Lo studio delle sensazioni che le tinte cromatiche suscitano negli esseri umani ha origini lontane, ma i primi rigorosi test e i primi scritti sul tema risalgono all’Ottocento. Molti studiosi e uomini di scienza, tra cui Goethe, si dedicarono con interesse alla “cromologia” dopo aver scoperto che ogni tinta innesca uno stimolo diverso nel cervello umano. Uno tra i test più famosi è quello di Lüscher, ideato dall’omonimo psicologo svizzero. Il test mira ad analizzare la personalità dei soggetti in base alla scelta di determinati colori: un colore specifico è associato ad una specifica personalità. Si tratta di uno strumento interessante e impiegato ancora oggi per la conoscenza personale e di altri soggetti, dei loro disagi o delle loro predisposizioni emotive e psichiche. Per questo motivo, viene applicato anche ai disegni infantili per la comprensione delle condizioni psichiche dei bambini.
Tutte queste teorie sui colori – dagli studi di Itten al test di Lüscher – sono state raccolte nell’essenza teorica dell’armocromia e trasferite nell’ambito della consulenza d’immagine: l’immagine o “facciata personale”, come la teorizzò il sociologo Erving Goffman, è un mezzo di comunicazione della propria identità, accanto al modo in cui parliamo, ci muoviamo e ci riferiamo agli altri. Il colore diventa dunque, a tutti gli effetti, parte integrante del sistema comunicativo dei soggetti, senza che questi ne siano necessariamente consapevoli. Indossare un colore significa prendere una posizione, decidere di raccontare determinate caratteristiche di sé e offrire una precisa visione della propria personalità.
L’errore che le persone commettono più frequentemente in fatto di look? Vestirsi dei colori sbagliati. È un fatto di armonia: ci sono colori che stanno bene insieme, che si danno forza l’un l’altro, e che combinati sprigionano una grande energia! Con i colori giusti si può davvero sembrare più bella e più giovane.5
Non parliamo solo dell’abbinamento dei colori dei vestiti che si indossano, ma anche di quanto armonicamente questi siano combinati con i colori naturali del soggetto: la sua pelle, il colore dei capelli, degli occhi e del sottotono. Dunque, il primo approccio di un consulente d’immagine con il proprio cliente è sempre l’analisi del colore. Esistono diversi metodi e orientamenti, ma tutti sono accomunati dall’idea secondo la quale trovare la palette cromatica che valorizza un individuo è fondamentale per consigliargli come vestirsi, truccarsi e, in fin dei conti, come stare meglio con se stesso. L’interrogativo a cui l’armocromia intende rispondere, quindi, è: quali colori risultano armoniosi se accostati a quelli naturali del soggetto?

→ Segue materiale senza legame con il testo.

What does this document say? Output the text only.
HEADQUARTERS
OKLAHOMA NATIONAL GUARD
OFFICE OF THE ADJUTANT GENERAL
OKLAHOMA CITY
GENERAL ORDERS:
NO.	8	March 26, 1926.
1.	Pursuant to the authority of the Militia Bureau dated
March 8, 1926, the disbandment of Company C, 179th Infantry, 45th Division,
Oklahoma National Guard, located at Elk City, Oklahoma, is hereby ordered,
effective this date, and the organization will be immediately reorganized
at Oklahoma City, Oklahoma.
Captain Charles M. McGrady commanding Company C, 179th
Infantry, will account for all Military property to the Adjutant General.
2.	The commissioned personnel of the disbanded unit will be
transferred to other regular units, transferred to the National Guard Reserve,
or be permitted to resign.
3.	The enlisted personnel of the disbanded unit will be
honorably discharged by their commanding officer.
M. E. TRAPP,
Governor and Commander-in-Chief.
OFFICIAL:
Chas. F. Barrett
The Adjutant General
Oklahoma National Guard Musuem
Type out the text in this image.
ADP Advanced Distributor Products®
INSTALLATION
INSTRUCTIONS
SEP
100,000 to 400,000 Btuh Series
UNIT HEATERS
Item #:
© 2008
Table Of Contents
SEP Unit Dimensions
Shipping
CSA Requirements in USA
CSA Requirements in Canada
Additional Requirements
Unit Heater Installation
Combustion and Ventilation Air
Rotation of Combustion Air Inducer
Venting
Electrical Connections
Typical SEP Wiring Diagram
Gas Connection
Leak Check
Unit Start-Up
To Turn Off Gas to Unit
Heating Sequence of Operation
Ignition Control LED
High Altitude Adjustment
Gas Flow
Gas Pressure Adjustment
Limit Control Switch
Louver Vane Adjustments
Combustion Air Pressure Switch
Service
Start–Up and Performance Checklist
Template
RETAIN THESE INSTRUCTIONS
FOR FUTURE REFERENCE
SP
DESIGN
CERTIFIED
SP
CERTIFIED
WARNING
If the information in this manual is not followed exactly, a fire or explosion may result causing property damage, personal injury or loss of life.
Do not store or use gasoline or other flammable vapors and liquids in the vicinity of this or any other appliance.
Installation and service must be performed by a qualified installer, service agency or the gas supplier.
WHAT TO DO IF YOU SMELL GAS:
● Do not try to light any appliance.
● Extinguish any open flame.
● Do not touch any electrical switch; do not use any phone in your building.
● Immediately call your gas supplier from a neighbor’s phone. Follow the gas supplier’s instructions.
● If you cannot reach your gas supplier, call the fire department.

Per rispondere a questa domanda, i professionisti dell’immagine utilizzano il metodo del drapping, che consiste nell’accostamento di drappi di tessuto di colori diversi al viso per stabilire quali siano quelli più valorizzanti. In modo progressivo, si passano in rassegna tutte le tonalità, così da definire la palette cromatica del soggetto.
La più famosa teoria dell’armocromia, nonché quella attualmente in voga, è quella delle stagioni, che riconduce tutti i colori a quattro gruppi. Ogni soggetto viene accostato ad una stagione e, in base ad essa, si definisce la palette dei suoi colori e nuance.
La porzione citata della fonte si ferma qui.